The platoon leader and the platoon sergeant had cleared from their vehicles. The very next vehicles was the platoon leader and the very last vehicle was the platoon sergeant. They had gotten out, did their 5&25 scans and deliberately cleared with the medic of course, and deliberately cleared all the way up with mine detectors, night vision goggles (NVGs), visual acuity and all of that stuff.
This is 2230 or 2300 at night so it is pitch black and they have their NVGs on and the infrared (IR) lights are blazing and all of that stuff. It took a deliberate action to clear all the way up to this truck and then perform immediate action on the truck commander.
The medic was actually able to get him resuscitated enough to where he was breathing on his own. He had basically received an amputation of the left leg from the explosion, the right leg and both arms were severely damaged. He put had tourniquets on all of his limbs, the one was obviously completely amputated but the other three because he was trying to control the bleeding.
He helped him get an IV and got him breathing on his own. His circulation was back and got some color back into him. The TC actually spoke some words but you couldn’t really understand what he was saying because his head was pretty well beat up from the explosion.

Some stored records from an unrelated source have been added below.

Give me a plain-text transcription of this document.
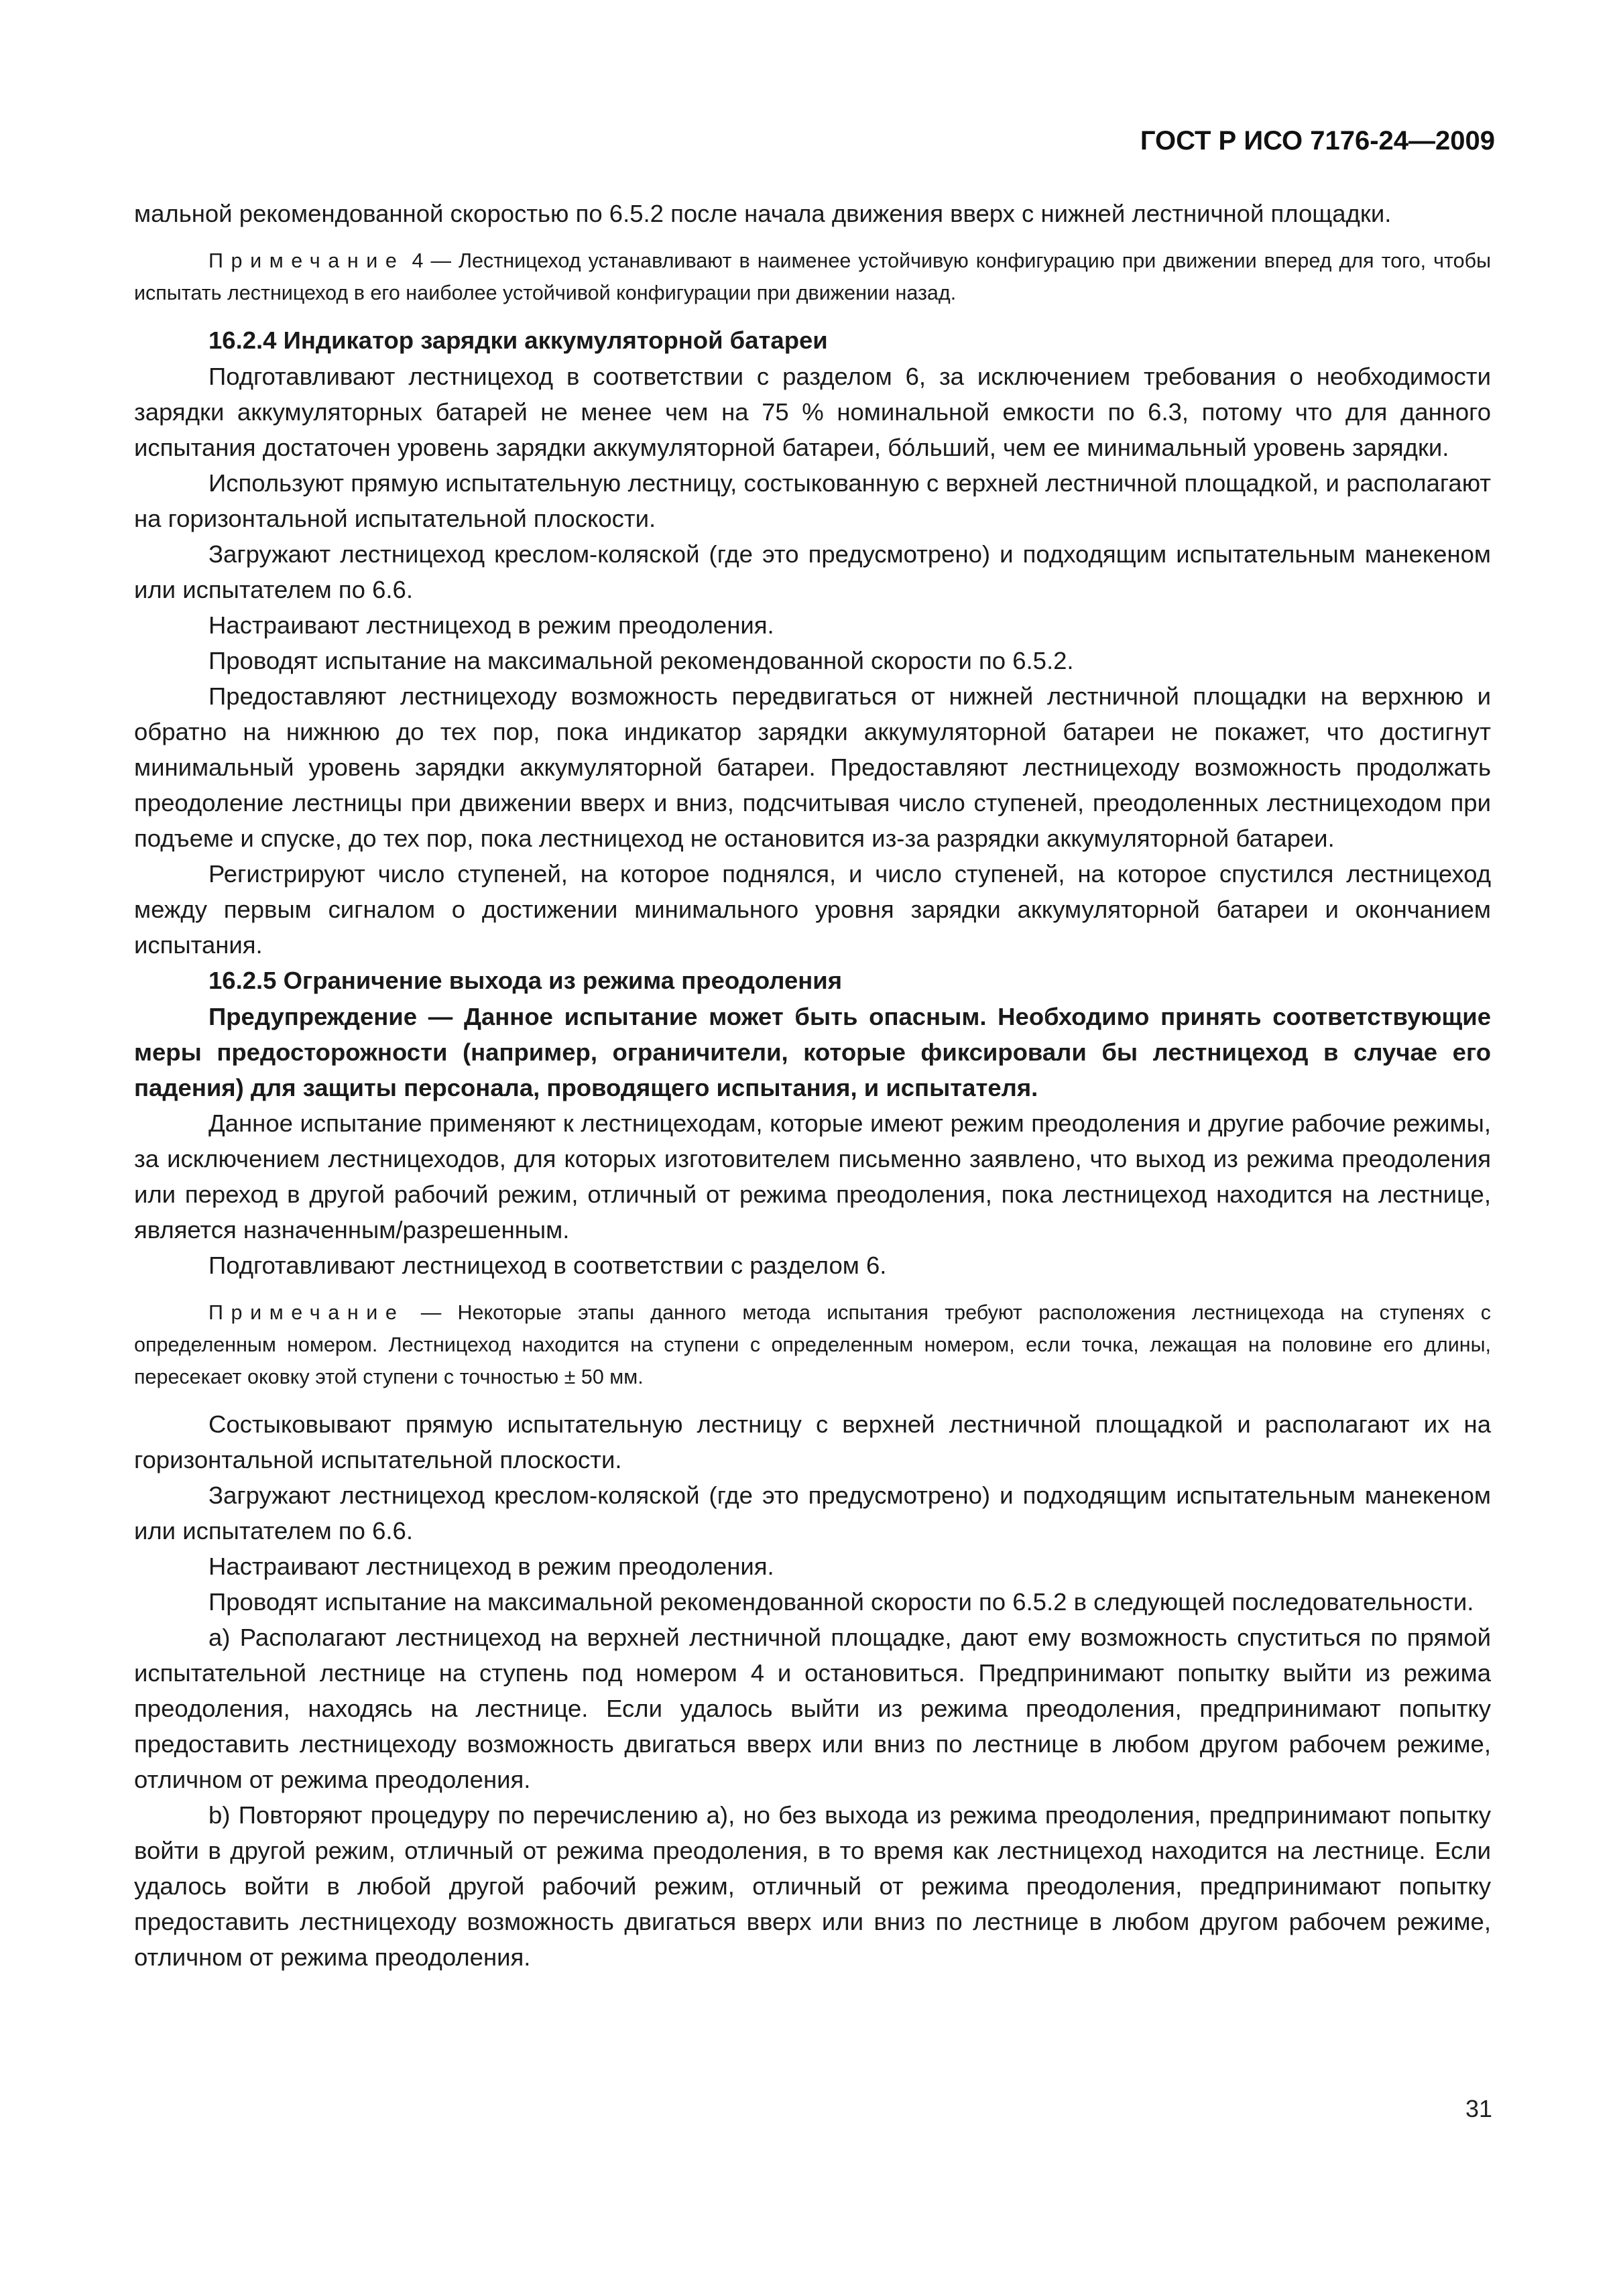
ГОСТ Р ИСО 7176-24—2009

мальной рекомендованной скоростью по 6.5.2 после начала движения вверх с нижней лестничной площадки.

Примечание 4 — Лестницеход устанавливают в наименее устойчивую конфигурацию при движении вперед для того, чтобы испытать лестницеход в его наиболее устойчивой конфигурации при движении назад.

16.2.4 Индикатор зарядки аккумуляторной батареи

Подготавливают лестницеход в соответствии с разделом 6, за исключением требования о необходимости зарядки аккумуляторных батарей не менее чем на 75 % номинальной емкости по 6.3, потому что для данного испытания достаточен уровень зарядки аккумуляторной батареи, бо́льший, чем ее минимальный уровень зарядки.

Используют прямую испытательную лестницу, состыкованную с верхней лестничной площадкой, и располагают на горизонтальной испытательной плоскости.

Загружают лестницеход креслом-коляской (где это предусмотрено) и подходящим испытательным манекеном или испытателем по 6.6.

Настраивают лестницеход в режим преодоления.

Проводят испытание на максимальной рекомендованной скорости по 6.5.2.

Предоставляют лестницеходу возможность передвигаться от нижней лестничной площадки на верхнюю и обратно на нижнюю до тех пор, пока индикатор зарядки аккумуляторной батареи не покажет, что достигнут минимальный уровень зарядки аккумуляторной батареи. Предоставляют лестницеходу возможность продолжать преодоление лестницы при движении вверх и вниз, подсчитывая число ступеней, преодоленных лестницеходом при подъеме и спуске, до тех пор, пока лестницеход не остановится из-за разрядки аккумуляторной батареи.

Регистрируют число ступеней, на которое поднялся, и число ступеней, на которое спустился лестницеход между первым сигналом о достижении минимального уровня зарядки аккумуляторной батареи и окончанием испытания.

16.2.5 Ограничение выхода из режима преодоления

Предупреждение — Данное испытание может быть опасным. Необходимо принять соответствующие меры предосторожности (например, ограничители, которые фиксировали бы лестницеход в случае его падения) для защиты персонала, проводящего испытания, и испытателя.

Данное испытание применяют к лестницеходам, которые имеют режим преодоления и другие рабочие режимы, за исключением лестницеходов, для которых изготовителем письменно заявлено, что выход из режима преодоления или переход в другой рабочий режим, отличный от режима преодоления, пока лестницеход находится на лестнице, является назначенным/разрешенным.

Подготавливают лестницеход в соответствии с разделом 6.

Примечание — Некоторые этапы данного метода испытания требуют расположения лестницехода на ступенях с определенным номером. Лестницеход находится на ступени с определенным номером, если точка, лежащая на половине его длины, пересекает оковку этой ступени с точностью ± 50 мм.

Состыковывают прямую испытательную лестницу с верхней лестничной площадкой и располагают их на горизонтальной испытательной плоскости.

Загружают лестницеход креслом-коляской (где это предусмотрено) и подходящим испытательным манекеном или испытателем по 6.6.

Настраивают лестницеход в режим преодоления.

Проводят испытание на максимальной рекомендованной скорости по 6.5.2 в следующей последовательности.

а) Располагают лестницеход на верхней лестничной площадке, дают ему возможность спуститься по прямой испытательной лестнице на ступень под номером 4 и остановиться. Предпринимают попытку выйти из режима преодоления, находясь на лестнице. Если удалось выйти из режима преодоления, предпринимают попытку предоставить лестницеходу возможность двигаться вверх или вниз по лестнице в любом другом рабочем режиме, отличном от режима преодоления.

b) Повторяют процедуру по перечислению а), но без выхода из режима преодоления, предпринимают попытку войти в другой режим, отличный от режима преодоления, в то время как лестницеход находится на лестнице. Если удалось войти в любой другой рабочий режим, отличный от режима преодоления, предпринимают попытку предоставить лестницеходу возможность двигаться вверх или вниз по лестнице в любом другом рабочем режиме, отличном от режима преодоления.

31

At the same time, some other troopers in the back were given direction by the platoon sergeant to clear a HLZ [helicopter landing zone]. They started conducting that while another group was given the task to coordinate the actual MEDEVAC with the battle captain.
I was trying to get contact with the patrol but I couldn’t. If you looked at it from east to west, I was all the way on the east side of Kandahar City. The western edge of Kandahar was a mountain range between me and this location and then on that same valley on the other side, more western, was where the incident happened.

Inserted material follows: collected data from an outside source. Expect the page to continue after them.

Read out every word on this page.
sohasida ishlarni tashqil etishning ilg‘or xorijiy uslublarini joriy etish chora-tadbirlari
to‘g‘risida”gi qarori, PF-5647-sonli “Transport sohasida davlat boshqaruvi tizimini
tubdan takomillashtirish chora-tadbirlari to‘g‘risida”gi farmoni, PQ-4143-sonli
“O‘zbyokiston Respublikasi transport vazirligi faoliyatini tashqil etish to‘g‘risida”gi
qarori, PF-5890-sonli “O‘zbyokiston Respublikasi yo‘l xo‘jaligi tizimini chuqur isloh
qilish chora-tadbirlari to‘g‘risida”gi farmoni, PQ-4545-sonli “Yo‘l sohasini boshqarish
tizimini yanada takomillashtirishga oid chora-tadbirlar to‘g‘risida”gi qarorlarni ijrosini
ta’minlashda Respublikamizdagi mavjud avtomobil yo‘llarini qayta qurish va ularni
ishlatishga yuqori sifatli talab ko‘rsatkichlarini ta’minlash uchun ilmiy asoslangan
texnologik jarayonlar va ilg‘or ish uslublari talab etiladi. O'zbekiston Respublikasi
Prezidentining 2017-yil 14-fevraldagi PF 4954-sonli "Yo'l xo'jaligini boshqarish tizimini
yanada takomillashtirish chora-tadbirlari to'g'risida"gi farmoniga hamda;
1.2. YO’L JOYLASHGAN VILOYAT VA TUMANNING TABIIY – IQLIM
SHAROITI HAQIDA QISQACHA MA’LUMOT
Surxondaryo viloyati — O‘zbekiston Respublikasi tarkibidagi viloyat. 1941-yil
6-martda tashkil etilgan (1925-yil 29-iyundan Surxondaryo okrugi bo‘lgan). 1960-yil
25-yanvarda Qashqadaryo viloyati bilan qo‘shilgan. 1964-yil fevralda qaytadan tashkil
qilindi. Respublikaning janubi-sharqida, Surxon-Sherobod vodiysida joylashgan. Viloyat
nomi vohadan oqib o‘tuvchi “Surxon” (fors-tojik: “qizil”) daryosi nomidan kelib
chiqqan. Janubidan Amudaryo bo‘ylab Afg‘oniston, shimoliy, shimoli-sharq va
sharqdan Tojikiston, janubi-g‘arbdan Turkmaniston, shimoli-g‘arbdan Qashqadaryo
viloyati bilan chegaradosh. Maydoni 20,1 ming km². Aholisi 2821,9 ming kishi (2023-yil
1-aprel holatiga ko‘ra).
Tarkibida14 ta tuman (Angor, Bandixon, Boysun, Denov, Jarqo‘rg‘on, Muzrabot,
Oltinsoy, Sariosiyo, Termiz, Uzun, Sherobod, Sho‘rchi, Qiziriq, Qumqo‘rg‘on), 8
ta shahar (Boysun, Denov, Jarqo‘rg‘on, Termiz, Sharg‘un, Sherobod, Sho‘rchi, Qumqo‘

They were trying to talk to me but couldn’t so they ended up talking with the battalion S3.  I would relay some stuff through him on the phone with the battalion tactical operations center (TOC) to make sure that I was getting my feeds or whatever.

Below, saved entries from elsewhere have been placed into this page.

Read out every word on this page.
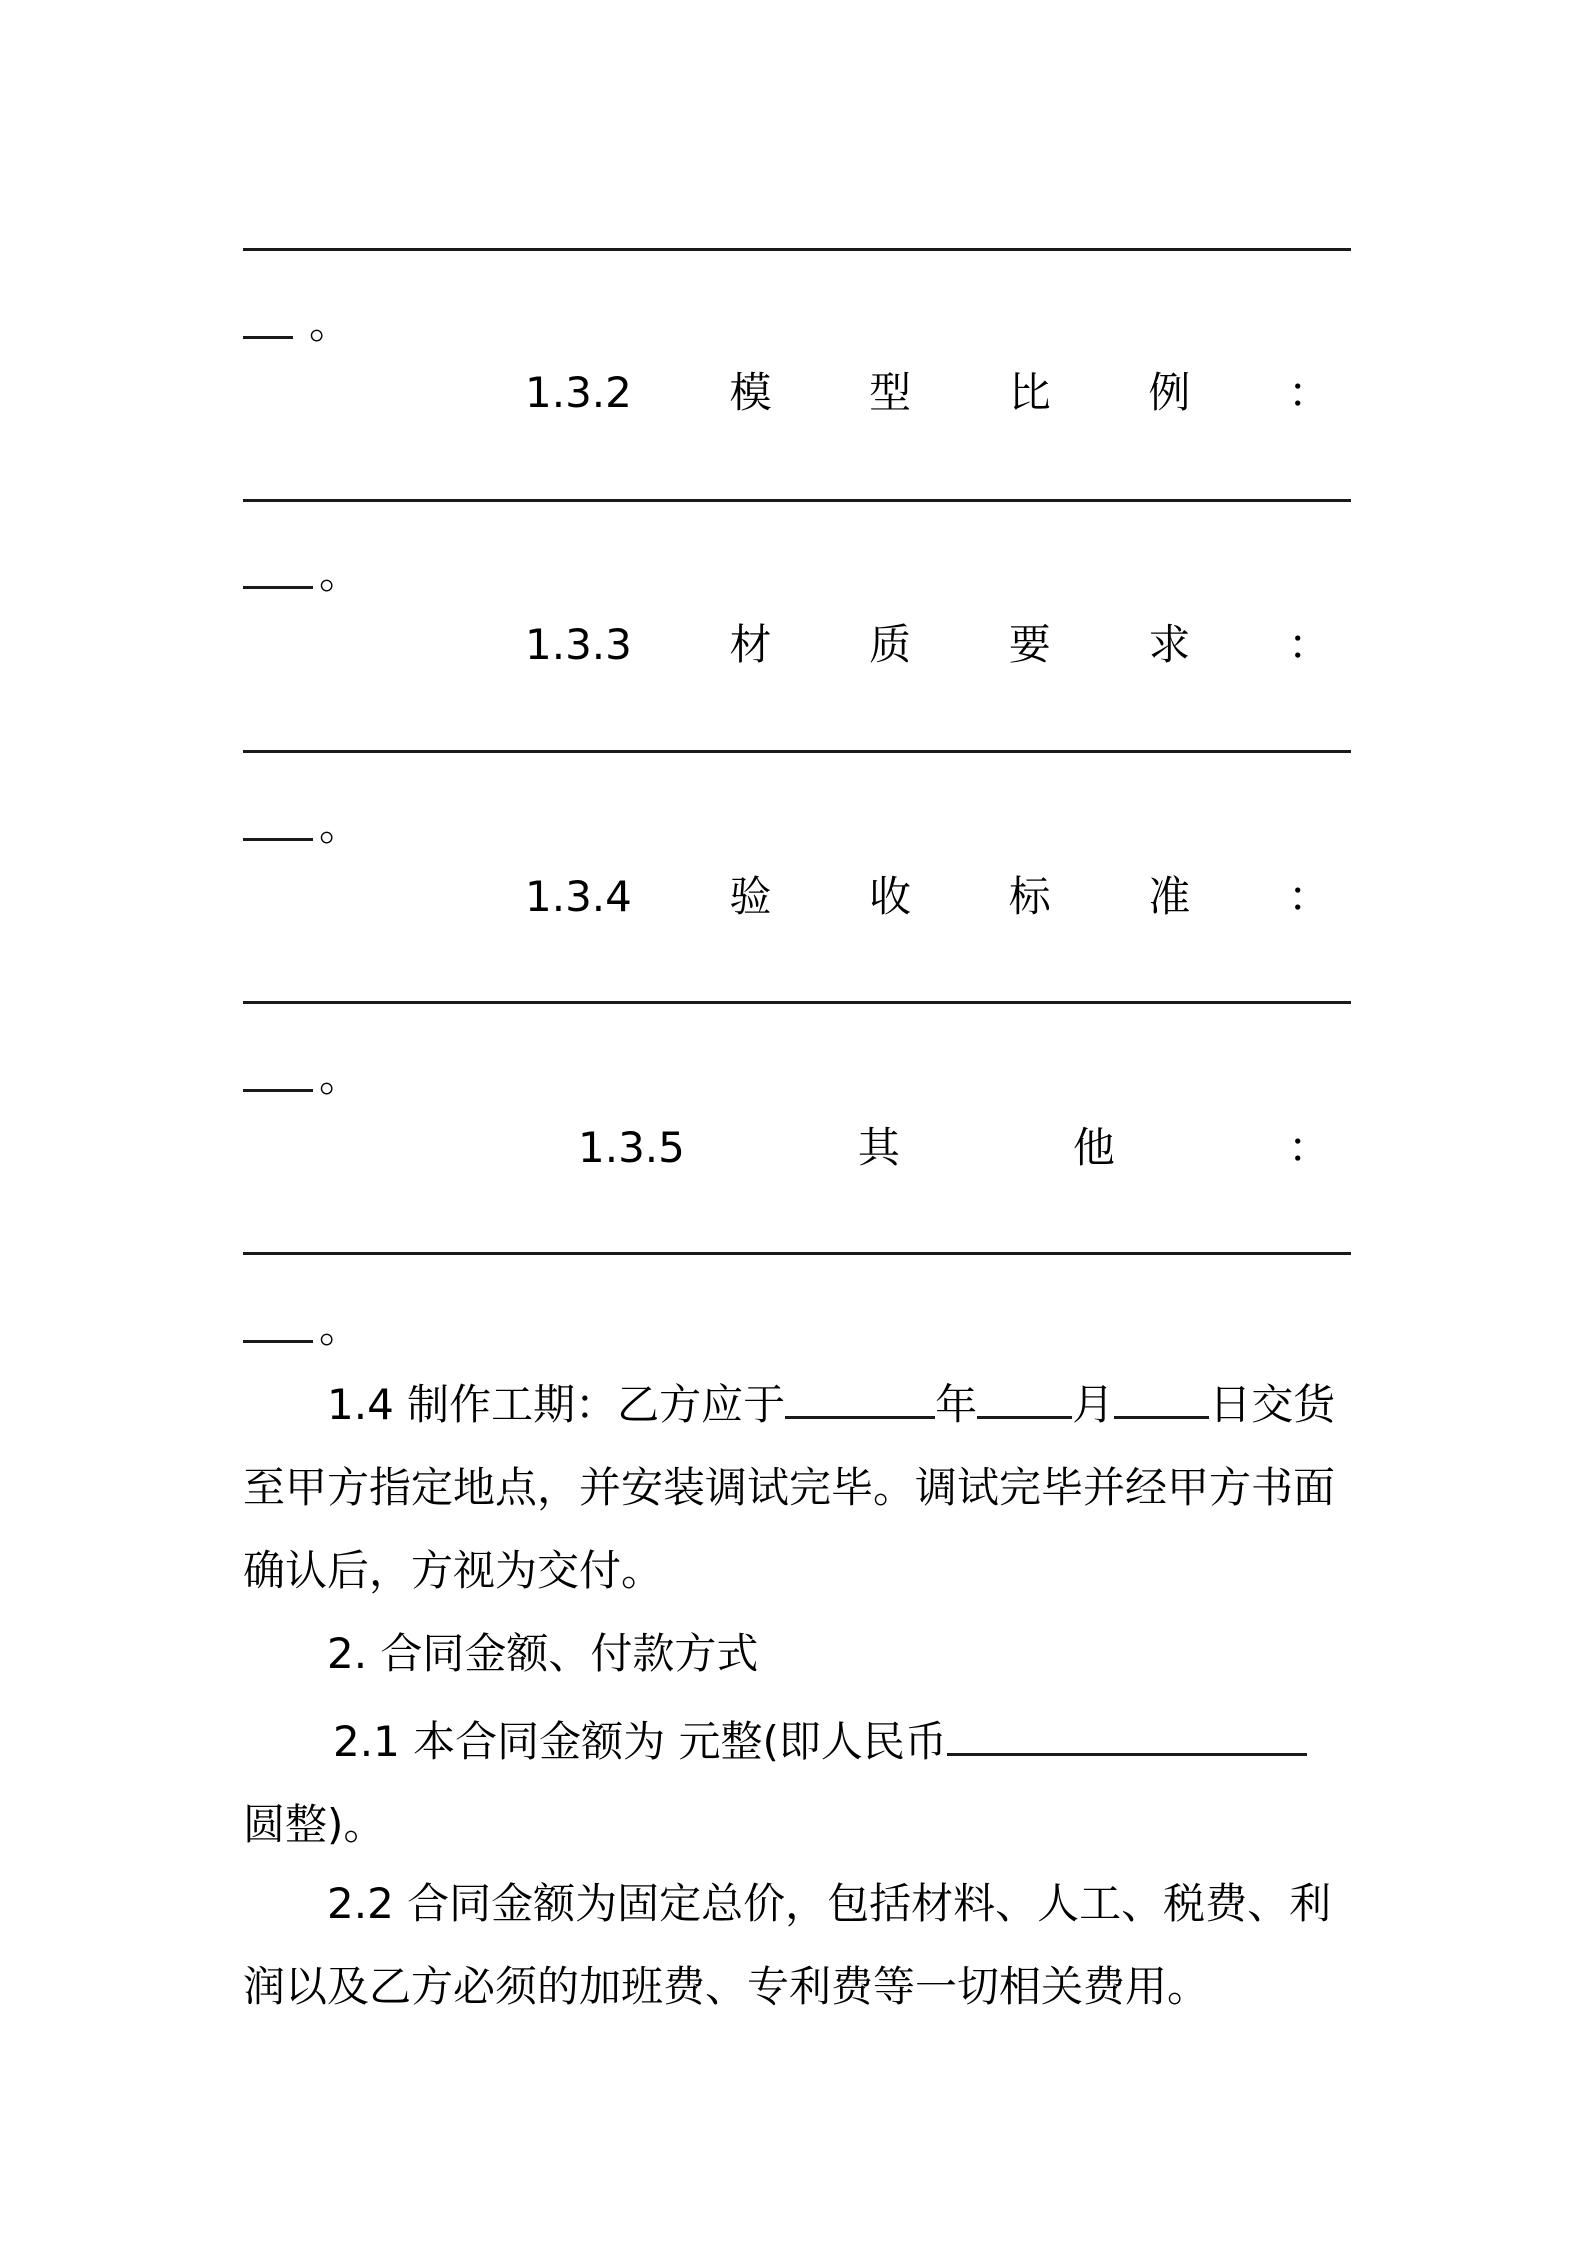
。
1.3.2 模 型 比 例 ：
。
1.3.3 材 质 要 求 ：
。
1.3.4 验 收 标 准 ：
。
1.3.5	其	他	：
。
1.4 制作工期：乙方应于	年 月 日交货
至甲方指定地点，并安装调试完毕。调试完毕并经甲方书面
确认后，方视为交付。
2. 合同金额、付款方式
2.1 本合同金额为 元整(即人民币
圆整)。
2.2 合同金额为固定总价，包括材料、人工、税费、利
润以及乙方必须的加班费、专利费等一切相关费用。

We were simultaneously on my end…standing up the second platoon to go out and recover these guys if we needed to. We ended up not needing to because elements of Charlie Company came down with a quick reaction force and actually helped to secure these guys and drag them back to another location and then get them out the next morning.
It was a sad day obviously; there is never a good day to lose a Soldier. What was impressive to me and the most satisfying if you can get anything out of a bad situation like that was that we had done all of this stuff so much in training that anyone of those guys were given the task of staying at the HLZ then they could do it.
If anyone of them was given the task to perform immediate action on a lifesaving action on somebody then they were all combat lifesaver (CLS) qualified. A couple of them actually went through an emergency medical technician (EMT) program that we worked through on the civilian side. They didn’t get their credentials but they went through the program.
The medic that we had from the HHC was actually EMT qualified to the point that when he handed off the casualty to the MEDEVAC bird when it landed, the flight medic heard what the medic was saying about all the injuries and all of the actions he had taken.  He looked back at the casualty and said, “And this guy is still alive?”
Unfortunately, that Soldier died from his wounds about three minutes out from Kandahar Air Field so he didn’t make it in.
When I was down there — me and the first sergeant went down after this — we met with the medical personnel and we were lucky because we actually got to talk to the MEDEVAC pilots and all of that stuff.
They wanted us to pass on to the medic, “Hey, whatever that medic did, make sure that he knows that this guy would have died there if he hadn’t of been there,” because he made it to where he could survive another 45 minutes to make it within three minutes of the hospital.